L’addiction : mon regard de praticien de Shiatsu

Dans ma pratique de Shiatsu, de moxibustion japonaise et de massage thaï, il m’arrive régulièrement d’accompagner des personnes confrontées à différentes formes d’addiction. Il peut s’agir du tabac, de l’alcool, du sucre, mais aussi parfois d’habitudes plus discrètes : la suractivité, les écrans, ou certaines formes de compulsions alimentaires.

Au fil du temps, j’ai compris que l’addiction ne se résume presque jamais à une simple question de volonté. Derrière ce comportement se cache souvent une tentative – consciente ou non – de réguler quelque chose à l’intérieur de soi : une tension, un vide, une fatigue profonde ou une agitation mentale.

Beaucoup de personnes que je rencontre vivent avec un stress important, un rythme de vie intense ou une charge émotionnelle difficile à relâcher. Dans ces situations, certaines substances deviennent, au moins temporairement, une manière de trouver un apaisement ou une forme d’équilibre.

Dans l’approche énergétique qui guide ma pratique, ces situations peuvent être observées comme des déséquilibres dans la circulation de l’énergie. Il n’est pas rare de sentir, par exemple, une tension importante dans la région du Foie chez les personnes très stressées, une fatigue profonde liée au système du Rein chez celles qui se sentent épuisées, ou encore une agitation du mental qui perturbe le sommeil et le repos.

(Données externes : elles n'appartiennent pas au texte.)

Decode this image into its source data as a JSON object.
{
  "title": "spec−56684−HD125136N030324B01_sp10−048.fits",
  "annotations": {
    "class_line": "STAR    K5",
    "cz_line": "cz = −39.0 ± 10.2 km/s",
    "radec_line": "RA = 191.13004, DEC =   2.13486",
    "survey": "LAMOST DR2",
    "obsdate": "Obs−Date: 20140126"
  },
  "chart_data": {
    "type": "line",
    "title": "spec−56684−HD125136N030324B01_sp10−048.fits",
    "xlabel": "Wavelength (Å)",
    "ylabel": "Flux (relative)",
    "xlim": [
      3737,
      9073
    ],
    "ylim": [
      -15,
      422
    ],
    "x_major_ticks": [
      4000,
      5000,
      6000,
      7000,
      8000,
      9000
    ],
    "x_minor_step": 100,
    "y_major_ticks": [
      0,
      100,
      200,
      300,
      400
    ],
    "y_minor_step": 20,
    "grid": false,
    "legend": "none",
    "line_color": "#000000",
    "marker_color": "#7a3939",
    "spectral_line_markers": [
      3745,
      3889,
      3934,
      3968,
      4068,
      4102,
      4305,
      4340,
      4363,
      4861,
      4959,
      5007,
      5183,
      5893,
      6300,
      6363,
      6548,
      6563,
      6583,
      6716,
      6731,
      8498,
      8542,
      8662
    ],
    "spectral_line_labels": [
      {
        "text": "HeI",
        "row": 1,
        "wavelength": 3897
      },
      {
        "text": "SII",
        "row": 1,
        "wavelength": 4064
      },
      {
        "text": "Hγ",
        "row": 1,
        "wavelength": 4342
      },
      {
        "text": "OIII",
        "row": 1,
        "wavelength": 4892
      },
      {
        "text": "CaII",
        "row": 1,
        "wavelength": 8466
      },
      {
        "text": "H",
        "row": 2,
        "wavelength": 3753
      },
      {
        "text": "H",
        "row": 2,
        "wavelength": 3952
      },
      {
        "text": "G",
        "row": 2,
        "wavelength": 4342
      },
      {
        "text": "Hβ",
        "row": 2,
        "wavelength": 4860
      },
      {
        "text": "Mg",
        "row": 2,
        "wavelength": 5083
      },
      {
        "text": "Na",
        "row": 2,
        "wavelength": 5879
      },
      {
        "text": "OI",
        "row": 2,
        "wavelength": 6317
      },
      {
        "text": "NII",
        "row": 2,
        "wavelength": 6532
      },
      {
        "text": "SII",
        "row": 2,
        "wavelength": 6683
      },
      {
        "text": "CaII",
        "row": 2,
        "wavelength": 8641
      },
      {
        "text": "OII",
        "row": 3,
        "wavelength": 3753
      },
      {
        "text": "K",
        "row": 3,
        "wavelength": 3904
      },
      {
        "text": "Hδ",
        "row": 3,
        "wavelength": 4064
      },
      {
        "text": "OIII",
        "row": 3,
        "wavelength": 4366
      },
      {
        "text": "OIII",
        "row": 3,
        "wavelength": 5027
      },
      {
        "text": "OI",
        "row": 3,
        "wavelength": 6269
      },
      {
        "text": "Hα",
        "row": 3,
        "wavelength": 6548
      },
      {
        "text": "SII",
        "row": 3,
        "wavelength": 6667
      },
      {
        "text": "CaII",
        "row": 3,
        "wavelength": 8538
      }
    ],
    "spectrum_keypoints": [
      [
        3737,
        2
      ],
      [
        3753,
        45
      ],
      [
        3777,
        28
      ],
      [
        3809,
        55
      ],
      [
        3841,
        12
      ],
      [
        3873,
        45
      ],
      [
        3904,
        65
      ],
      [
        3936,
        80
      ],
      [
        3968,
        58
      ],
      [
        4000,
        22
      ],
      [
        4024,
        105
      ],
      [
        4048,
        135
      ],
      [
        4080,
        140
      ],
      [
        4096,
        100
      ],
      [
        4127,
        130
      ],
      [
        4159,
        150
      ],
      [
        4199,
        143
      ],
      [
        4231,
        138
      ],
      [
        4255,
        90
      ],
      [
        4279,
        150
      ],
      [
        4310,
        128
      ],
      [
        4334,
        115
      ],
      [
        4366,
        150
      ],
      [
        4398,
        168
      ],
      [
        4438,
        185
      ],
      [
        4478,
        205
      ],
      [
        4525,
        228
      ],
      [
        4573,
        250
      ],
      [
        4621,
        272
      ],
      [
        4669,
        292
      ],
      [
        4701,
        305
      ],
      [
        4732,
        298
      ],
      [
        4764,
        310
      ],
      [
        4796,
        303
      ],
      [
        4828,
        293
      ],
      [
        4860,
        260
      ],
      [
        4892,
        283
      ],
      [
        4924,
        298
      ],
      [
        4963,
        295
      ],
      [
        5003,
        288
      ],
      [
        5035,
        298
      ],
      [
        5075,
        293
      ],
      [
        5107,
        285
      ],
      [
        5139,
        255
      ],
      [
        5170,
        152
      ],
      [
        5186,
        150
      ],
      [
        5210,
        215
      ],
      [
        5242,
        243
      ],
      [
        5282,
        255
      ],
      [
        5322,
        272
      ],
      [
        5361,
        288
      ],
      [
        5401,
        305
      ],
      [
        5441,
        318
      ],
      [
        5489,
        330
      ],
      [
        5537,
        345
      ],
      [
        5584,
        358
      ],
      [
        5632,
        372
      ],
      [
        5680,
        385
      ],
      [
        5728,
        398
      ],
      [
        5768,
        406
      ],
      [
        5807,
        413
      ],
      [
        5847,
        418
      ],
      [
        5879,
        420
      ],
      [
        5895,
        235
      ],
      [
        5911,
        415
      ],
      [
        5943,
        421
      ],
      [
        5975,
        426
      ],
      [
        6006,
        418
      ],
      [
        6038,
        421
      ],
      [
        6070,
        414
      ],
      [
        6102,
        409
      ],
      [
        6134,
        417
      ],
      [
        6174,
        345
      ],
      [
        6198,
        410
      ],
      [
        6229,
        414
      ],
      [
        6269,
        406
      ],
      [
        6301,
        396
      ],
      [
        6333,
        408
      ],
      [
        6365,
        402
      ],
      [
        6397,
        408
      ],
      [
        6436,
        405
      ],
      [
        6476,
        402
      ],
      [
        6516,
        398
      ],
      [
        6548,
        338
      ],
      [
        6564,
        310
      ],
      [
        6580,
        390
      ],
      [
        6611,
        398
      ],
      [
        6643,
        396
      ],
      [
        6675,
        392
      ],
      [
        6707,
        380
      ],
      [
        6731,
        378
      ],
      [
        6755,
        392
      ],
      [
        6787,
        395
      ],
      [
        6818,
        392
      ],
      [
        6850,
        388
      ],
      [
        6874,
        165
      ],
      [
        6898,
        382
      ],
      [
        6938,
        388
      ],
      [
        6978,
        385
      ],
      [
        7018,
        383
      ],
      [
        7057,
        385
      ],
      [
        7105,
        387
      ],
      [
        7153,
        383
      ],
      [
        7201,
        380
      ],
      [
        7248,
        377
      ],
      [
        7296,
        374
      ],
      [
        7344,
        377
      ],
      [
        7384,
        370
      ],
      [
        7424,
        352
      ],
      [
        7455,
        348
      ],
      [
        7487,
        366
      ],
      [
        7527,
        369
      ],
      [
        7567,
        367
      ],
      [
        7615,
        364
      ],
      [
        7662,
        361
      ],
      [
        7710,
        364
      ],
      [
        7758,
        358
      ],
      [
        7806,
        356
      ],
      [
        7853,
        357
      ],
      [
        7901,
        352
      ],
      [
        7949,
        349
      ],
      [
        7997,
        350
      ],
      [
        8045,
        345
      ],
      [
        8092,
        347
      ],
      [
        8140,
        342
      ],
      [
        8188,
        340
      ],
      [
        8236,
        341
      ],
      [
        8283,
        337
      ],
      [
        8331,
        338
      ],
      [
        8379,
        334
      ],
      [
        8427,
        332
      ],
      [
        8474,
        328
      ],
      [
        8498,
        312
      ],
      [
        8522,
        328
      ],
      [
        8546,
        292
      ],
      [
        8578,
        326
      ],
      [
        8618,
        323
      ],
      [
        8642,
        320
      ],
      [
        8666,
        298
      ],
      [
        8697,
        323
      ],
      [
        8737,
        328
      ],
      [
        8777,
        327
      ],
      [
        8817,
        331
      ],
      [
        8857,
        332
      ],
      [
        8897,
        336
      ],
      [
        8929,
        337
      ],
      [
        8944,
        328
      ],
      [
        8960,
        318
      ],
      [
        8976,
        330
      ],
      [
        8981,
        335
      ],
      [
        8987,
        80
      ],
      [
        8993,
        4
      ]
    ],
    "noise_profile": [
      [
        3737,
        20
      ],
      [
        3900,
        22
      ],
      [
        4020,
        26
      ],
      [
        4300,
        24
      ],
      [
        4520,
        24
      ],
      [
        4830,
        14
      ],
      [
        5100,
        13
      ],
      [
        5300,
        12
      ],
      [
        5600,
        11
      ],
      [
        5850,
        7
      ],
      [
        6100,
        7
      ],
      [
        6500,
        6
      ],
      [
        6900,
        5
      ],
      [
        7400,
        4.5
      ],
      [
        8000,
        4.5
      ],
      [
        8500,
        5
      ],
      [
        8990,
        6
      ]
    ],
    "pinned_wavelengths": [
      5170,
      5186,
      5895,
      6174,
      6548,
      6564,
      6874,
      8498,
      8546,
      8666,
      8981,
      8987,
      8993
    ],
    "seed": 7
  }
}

Le Shiatsu offre alors un espace particulier. Pendant la séance, le corps peut relâcher progressivement certaines tensions accumulées. La respiration devient plus profonde, le système nerveux se calme, et l’on observe souvent un état de détente qui permet à la personne de se reconnecter à ses sensations.

Ce moment est parfois l’occasion de redécouvrir quelque chose de simple mais d’essentiel : la capacité du corps à retrouver un certain équilibre lorsque les conditions deviennent favorables.

La moxibustion japonaise, que j’utilise également dans certains accompagnements, peut soutenir ce processus. Par la chaleur douce de l’armoise appliquée sur certains points, elle aide à renforcer l’énergie lorsque la fatigue ou l’épuisement sont présents. Dans les périodes de sevrage, ce soutien peut être particulièrement apprécié.

Le Do-In, que j’enseigne par ailleurs, permet aussi aux personnes d’apprendre quelques gestes simples pour prendre soin d’elles au quotidien. Une pression sur certains points, quelques minutes de respiration consciente ou un auto-massage peuvent parfois aider à traverser un moment d’envie ou de tension.

Bien entendu, les addictions sont des phénomènes complexes. Dans certaines situations, un accompagnement médical ou psychologique est nécessaire et tout à fait complémentaire. Les pratiques corporelles et énergétiques ne remplacent pas ces approches, mais elles peuvent offrir un soutien précieux.

Ce que j’observe le plus souvent dans mon cabinet, ce n’est pas seulement la disparition d’une habitude, mais un chemin plus profond : les personnes apprennent peu à peu à écouter leur corps, à reconnaître leurs besoins et à trouver d’autres manières de se réguler.

Dans ce sens, accompagner quelqu’un face à une addiction ne consiste pas seulement à supprimer un comportement. Il s’agit plutôt d’aider la personne à retrouver progressivement un équilibre intérieur plus stable, dans lequel la dépendance devient moins nécessaire.